Evaluating Final Luminal Areas
After completing the procedure, it is essential to evaluate the final luminal areas to ensure they meet the expected outcomes. In this case, the final luminal areas of the LED were approximately 7.1 mm², and the LCX was around 5.5 mm². These measurements indicate a successful expansion and adequate blood flow through the treated vessels.
Ensuring optimal luminal areas is crucial for preventing future cardiac events and maintaining the long-term success of the PCI. Regular follow-up with imaging can help monitor the stent’s performance and detect any early signs of restenosis.

FAQ
What is the significance of using the Double-Kissing (DKS) strategy?

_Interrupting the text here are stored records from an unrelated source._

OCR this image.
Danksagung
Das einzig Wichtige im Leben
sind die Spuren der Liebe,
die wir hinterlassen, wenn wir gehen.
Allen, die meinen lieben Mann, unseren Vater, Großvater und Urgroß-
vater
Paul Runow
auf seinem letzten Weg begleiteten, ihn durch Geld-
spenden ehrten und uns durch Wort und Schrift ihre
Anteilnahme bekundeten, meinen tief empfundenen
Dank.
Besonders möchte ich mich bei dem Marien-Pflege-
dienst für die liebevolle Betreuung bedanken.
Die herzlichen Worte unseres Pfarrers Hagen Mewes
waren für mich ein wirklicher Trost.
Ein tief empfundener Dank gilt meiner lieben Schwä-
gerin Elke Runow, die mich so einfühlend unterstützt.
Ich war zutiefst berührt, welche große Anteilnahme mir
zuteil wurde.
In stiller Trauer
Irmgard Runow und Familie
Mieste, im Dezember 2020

The DKS strategy is significant because it allows for optimal stent apposition and expansion in bifurcation lesions, reducing the risk of restenosis and ensuring long-term patency of the treated vessels.
Why is IVUS guidance important in this procedure?
IVUS guidance provides detailed imaging of the vessel and stent, allowing for precise assessment and optimization of the stent deployment. It helps in identifying areas of under-expansion or malapposition that may not be visible with angiography alone.
How does the final kissing balloons technique improve outcomes?
This technique ensures that both branches of the bifurcation are adequately supported, reducing the risk of restenosis and ensuring even distribution of the stent struts. It enhances the procedural success by optimizing the geometry and expansion of the stent at the bifurcation site.